Above it all rises a water tower, painted with a blue crab on one side and a huge cross on the other, representing the two things that keep this island town of 470 people afloat: the seafood industry and prayer.

When the mayor pulls up to his work shed on a platform over the water, he introduces his political staff: Four stray cats that work with him out here with his tanks full of soft crabs.  ”That’s Condi Rice,” Eskridge says of the first cat. “That’s Sam Alito, John Roberts and Ann Coulter.”

The cats’ names hint at his conservative politics.  And yet, when he’s not tending his soft crab business, he spends much of his time on an issue that not many Republican office holders want to tackle:  The impact of climate change, which is driving up sea levels and rapidly eroding Tangier and scores of other low-lying islands in the bay and around the world.

“Our main concern is the erosion problem out here,” Eskridge says.  “We are losing a lot of ground to erosion.  It looks totally different from the way it did. Even before I came along, there were other communities around Tangier that have completely disappeared and that are now under water.  That’s what we don’t want to happen to Tangier.”

Mayor Eskridge frequently makes trips to Richmond and Washington in a lobbying battle to try to secure millions of dollars in government funding to get the U.S. Army Corps of Engineers to build a series of bulkheads and jetties to wall off and protect his island.  A small part of his vision has been funded, to build one jetty to protect the west entrance to his harbor. But he’s frustrated that his fellow elected officials are not more supportive of his efforts to save his people from becoming refugees of the rising seas.

“It’s not like the money’s not there.  The money is there, and the government is wasting so much money,” Eskridge said.  “And I’m not saying you don’t help foreign countries. But we spend billions like in Iraq and Afghanistan, and the bulk of the people hate our guts there.  I told the (Army Corps of Engineers), you know, if you would divert some of that money here, and get us some protection, we would appreciate it much more than those guys in the Middle East, and we promise we won’t shoot at you while you are working for us.”

The irony, however, is this:  Even though Mayor Eskridge is up to his knees in sea level rise every time storms drive a foot of water down main street, he does not actually believe in sea level rise or climate change.  He sees himself as fighting a sinking land crisis caused by the naturally settling geology of the Chesapeake region. Scientists have concluded this is partly true. But it ignores two thirds of the problem, which is that warming temperatures are in fact expanding the volume of the seas.

“There is no evidence of sea level rise here,” Eskridge said.  “You know, maybe in some places it’s occurring.
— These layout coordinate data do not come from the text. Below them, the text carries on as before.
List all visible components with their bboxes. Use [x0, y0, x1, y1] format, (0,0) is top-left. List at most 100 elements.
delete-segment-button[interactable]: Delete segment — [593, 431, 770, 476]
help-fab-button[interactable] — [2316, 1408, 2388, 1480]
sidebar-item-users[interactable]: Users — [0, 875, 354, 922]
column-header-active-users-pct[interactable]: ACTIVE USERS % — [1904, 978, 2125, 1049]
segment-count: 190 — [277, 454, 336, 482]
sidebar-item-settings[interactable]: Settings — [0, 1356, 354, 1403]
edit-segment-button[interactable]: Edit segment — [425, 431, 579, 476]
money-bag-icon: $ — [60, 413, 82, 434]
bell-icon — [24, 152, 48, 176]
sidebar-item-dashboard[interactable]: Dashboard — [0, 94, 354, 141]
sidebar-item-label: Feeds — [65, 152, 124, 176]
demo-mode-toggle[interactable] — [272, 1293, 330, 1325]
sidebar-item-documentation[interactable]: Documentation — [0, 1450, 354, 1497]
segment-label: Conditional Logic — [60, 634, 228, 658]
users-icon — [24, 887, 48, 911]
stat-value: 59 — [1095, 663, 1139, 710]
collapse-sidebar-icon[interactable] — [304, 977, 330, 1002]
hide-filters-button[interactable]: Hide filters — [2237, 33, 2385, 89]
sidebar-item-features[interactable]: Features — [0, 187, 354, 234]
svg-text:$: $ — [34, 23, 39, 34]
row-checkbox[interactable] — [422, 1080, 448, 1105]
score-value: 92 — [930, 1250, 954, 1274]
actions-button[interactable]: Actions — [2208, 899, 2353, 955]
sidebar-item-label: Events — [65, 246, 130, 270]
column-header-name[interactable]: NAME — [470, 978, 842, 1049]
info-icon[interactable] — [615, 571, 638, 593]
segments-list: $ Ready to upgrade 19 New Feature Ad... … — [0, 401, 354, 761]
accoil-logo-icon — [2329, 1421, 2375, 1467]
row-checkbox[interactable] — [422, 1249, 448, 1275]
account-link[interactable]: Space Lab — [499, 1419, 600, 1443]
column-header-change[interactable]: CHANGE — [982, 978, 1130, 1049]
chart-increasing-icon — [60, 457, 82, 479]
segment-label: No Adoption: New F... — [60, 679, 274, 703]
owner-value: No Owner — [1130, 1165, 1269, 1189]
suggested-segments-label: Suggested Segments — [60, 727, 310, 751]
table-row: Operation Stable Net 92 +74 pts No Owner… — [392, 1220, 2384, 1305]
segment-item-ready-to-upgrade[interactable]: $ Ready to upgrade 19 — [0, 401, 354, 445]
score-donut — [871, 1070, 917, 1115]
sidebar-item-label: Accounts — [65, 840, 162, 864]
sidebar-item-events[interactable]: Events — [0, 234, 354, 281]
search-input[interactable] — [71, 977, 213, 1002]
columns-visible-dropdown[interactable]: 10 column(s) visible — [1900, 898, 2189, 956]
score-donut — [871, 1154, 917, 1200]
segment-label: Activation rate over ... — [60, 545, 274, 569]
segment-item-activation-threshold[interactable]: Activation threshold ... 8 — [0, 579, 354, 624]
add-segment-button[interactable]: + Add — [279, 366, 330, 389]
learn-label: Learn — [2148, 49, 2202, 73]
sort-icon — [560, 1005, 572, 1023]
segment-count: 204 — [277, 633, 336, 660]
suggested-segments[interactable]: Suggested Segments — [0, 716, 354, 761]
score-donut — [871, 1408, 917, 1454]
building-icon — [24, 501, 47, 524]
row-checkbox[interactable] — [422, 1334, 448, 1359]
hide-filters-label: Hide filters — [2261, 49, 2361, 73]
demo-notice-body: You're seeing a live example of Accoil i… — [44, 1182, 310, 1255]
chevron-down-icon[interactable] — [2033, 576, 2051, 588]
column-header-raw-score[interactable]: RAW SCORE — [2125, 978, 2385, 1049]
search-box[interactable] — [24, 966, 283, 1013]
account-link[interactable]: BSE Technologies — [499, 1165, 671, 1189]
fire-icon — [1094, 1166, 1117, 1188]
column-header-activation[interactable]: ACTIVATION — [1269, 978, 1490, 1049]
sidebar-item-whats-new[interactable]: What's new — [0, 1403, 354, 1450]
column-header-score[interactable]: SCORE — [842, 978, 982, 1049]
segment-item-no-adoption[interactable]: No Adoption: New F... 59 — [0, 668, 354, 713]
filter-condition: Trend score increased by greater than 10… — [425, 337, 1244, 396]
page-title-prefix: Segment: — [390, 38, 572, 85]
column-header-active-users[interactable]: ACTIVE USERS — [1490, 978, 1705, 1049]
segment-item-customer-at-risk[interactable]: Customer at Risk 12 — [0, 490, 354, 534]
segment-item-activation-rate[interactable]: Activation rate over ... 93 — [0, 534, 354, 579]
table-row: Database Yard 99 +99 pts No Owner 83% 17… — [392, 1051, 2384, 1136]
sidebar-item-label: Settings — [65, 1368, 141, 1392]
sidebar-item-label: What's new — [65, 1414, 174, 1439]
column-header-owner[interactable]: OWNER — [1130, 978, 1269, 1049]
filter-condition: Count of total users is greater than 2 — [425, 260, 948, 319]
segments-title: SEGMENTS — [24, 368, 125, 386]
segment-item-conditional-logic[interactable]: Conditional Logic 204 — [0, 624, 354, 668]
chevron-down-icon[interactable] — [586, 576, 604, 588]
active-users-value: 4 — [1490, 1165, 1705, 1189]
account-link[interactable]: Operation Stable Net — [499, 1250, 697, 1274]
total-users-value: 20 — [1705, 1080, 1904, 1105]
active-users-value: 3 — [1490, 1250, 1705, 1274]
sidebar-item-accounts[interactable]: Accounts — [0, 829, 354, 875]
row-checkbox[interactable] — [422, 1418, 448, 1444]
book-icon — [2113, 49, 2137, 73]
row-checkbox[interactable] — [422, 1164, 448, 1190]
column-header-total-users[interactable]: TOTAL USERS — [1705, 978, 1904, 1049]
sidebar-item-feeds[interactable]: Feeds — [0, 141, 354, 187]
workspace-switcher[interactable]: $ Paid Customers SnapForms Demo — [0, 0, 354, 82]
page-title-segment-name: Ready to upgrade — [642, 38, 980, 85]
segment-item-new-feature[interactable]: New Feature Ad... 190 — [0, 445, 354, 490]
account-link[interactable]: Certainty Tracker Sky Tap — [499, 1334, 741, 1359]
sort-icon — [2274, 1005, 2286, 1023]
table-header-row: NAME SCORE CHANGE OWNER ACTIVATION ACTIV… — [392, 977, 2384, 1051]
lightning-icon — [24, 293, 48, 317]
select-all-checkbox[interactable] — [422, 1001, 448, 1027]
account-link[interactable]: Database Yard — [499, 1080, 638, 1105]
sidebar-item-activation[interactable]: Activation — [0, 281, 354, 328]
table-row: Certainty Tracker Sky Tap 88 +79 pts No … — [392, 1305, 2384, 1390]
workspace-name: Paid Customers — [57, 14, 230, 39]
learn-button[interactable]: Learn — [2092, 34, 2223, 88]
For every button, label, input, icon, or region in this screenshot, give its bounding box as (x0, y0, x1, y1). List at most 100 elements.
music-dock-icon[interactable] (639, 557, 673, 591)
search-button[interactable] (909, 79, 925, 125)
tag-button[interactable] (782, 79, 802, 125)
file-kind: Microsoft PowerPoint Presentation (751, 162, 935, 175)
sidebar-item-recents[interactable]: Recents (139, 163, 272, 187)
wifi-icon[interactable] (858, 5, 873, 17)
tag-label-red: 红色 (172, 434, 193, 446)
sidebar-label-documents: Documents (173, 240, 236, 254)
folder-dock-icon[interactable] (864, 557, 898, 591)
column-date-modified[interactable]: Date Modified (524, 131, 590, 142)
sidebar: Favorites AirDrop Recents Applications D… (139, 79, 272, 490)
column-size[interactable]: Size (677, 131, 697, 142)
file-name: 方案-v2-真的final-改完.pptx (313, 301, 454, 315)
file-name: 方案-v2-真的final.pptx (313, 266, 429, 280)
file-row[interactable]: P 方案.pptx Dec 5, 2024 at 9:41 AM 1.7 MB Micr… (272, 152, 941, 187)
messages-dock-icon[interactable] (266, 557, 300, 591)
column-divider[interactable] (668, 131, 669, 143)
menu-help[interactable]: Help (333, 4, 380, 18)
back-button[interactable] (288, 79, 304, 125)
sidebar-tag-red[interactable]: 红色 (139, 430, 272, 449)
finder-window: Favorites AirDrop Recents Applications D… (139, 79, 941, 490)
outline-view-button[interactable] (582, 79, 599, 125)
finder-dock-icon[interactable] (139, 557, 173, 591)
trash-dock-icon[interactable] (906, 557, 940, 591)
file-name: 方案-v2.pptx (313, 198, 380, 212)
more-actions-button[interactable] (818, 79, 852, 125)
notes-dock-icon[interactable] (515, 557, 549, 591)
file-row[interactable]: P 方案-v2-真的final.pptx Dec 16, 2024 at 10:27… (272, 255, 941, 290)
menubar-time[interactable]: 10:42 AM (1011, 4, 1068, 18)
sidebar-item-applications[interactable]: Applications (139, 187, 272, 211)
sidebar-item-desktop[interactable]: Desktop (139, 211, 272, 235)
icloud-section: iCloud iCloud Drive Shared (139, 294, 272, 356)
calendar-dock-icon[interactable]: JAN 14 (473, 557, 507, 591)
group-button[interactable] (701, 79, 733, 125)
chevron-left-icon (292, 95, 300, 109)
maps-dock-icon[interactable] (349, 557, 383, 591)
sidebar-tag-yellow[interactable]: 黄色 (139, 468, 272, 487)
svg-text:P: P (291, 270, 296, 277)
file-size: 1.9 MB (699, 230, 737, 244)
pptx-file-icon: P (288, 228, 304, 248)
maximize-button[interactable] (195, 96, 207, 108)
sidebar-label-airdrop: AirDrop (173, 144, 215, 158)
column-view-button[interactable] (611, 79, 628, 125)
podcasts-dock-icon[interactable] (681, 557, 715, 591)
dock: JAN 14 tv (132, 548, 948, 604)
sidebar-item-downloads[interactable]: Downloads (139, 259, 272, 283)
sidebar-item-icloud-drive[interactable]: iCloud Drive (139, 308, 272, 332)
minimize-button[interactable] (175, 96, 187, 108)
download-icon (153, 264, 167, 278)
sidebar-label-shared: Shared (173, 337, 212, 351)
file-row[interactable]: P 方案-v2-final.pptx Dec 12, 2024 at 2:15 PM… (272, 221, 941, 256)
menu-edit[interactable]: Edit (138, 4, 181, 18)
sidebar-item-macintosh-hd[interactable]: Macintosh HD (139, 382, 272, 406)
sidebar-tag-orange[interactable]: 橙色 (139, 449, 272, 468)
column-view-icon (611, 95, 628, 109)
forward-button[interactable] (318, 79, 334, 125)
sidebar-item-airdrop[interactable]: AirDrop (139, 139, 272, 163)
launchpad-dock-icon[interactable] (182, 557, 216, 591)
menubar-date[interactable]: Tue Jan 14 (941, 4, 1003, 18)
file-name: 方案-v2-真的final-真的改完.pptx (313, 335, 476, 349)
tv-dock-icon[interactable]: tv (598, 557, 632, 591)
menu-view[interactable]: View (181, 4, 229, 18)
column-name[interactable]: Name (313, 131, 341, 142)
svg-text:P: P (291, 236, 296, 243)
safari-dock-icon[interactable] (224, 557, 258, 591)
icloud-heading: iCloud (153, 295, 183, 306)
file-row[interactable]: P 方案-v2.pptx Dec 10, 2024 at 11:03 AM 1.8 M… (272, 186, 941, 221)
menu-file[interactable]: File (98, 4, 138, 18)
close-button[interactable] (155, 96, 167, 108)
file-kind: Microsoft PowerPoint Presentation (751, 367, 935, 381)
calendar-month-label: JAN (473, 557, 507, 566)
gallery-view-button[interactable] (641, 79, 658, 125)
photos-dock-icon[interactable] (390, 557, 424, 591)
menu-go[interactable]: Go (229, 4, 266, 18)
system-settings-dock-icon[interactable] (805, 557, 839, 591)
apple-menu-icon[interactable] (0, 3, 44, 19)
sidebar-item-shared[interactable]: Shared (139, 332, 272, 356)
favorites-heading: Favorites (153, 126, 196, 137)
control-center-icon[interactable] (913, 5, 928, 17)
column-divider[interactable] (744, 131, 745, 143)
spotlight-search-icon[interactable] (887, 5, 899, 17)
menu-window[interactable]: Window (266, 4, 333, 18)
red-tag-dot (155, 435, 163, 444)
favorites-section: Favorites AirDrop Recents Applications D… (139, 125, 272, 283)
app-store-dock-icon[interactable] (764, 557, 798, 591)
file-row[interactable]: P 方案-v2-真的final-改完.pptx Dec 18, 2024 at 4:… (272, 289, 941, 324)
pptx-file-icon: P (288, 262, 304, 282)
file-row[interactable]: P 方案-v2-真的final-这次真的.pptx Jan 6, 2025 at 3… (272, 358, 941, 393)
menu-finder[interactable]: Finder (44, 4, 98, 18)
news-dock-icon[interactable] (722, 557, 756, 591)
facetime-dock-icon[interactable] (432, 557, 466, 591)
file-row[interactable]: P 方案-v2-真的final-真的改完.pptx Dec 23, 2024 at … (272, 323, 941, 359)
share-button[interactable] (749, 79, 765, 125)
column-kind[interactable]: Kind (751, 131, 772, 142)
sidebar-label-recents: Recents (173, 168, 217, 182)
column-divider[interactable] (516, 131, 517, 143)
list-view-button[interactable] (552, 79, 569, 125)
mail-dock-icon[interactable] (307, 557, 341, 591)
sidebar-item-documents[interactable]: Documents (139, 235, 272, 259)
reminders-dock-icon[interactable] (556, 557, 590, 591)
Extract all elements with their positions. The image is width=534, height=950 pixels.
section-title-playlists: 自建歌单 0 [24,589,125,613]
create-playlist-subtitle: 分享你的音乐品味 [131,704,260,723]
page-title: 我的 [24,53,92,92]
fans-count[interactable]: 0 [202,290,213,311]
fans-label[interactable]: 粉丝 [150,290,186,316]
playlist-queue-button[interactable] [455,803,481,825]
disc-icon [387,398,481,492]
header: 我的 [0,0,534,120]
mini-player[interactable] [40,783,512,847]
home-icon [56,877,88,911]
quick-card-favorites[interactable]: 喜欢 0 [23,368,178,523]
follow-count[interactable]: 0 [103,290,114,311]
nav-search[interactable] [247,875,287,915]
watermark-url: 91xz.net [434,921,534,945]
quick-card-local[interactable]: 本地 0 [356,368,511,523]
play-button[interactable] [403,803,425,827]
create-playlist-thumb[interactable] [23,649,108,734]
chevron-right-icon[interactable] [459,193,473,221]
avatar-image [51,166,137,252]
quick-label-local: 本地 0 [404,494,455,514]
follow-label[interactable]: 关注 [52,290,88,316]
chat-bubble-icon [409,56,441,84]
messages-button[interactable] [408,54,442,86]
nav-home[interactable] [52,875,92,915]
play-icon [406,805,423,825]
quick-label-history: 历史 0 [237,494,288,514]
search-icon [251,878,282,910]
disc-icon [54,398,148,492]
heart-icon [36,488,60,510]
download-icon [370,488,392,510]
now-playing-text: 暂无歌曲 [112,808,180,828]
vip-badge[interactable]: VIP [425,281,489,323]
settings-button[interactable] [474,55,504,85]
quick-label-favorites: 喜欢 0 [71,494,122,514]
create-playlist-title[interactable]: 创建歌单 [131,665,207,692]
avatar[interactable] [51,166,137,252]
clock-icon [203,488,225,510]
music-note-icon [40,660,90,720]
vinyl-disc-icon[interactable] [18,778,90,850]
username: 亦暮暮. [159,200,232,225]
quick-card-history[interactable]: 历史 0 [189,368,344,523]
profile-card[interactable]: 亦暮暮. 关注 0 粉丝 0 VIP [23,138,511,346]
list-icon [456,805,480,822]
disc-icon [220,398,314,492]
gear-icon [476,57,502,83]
But out here, you know, whenever we have a persistent East wind, we have above normal tides; and if we have a west wind, we have below normal tides.  So nothing has changed, there.”

Nothing has changed, except that Tangier Island has already lost about two thirds of its landmass and  loses another nine acres every year, largely because of sea-level rise.  Within a few decades, it will likely disappear beneath the waves.

Mayor Eskridge is up against a potential catastrophe most of us could never imagine – and he is standing strong in the storm, doing everything in his power to protect his close-knit, more than 300-year-old community. But like a lot of us, he draws strength by translating reality into terms he can deal with and fight back against.   Eskridge can’t stop the oceans.  But he can pile rocks along the shore.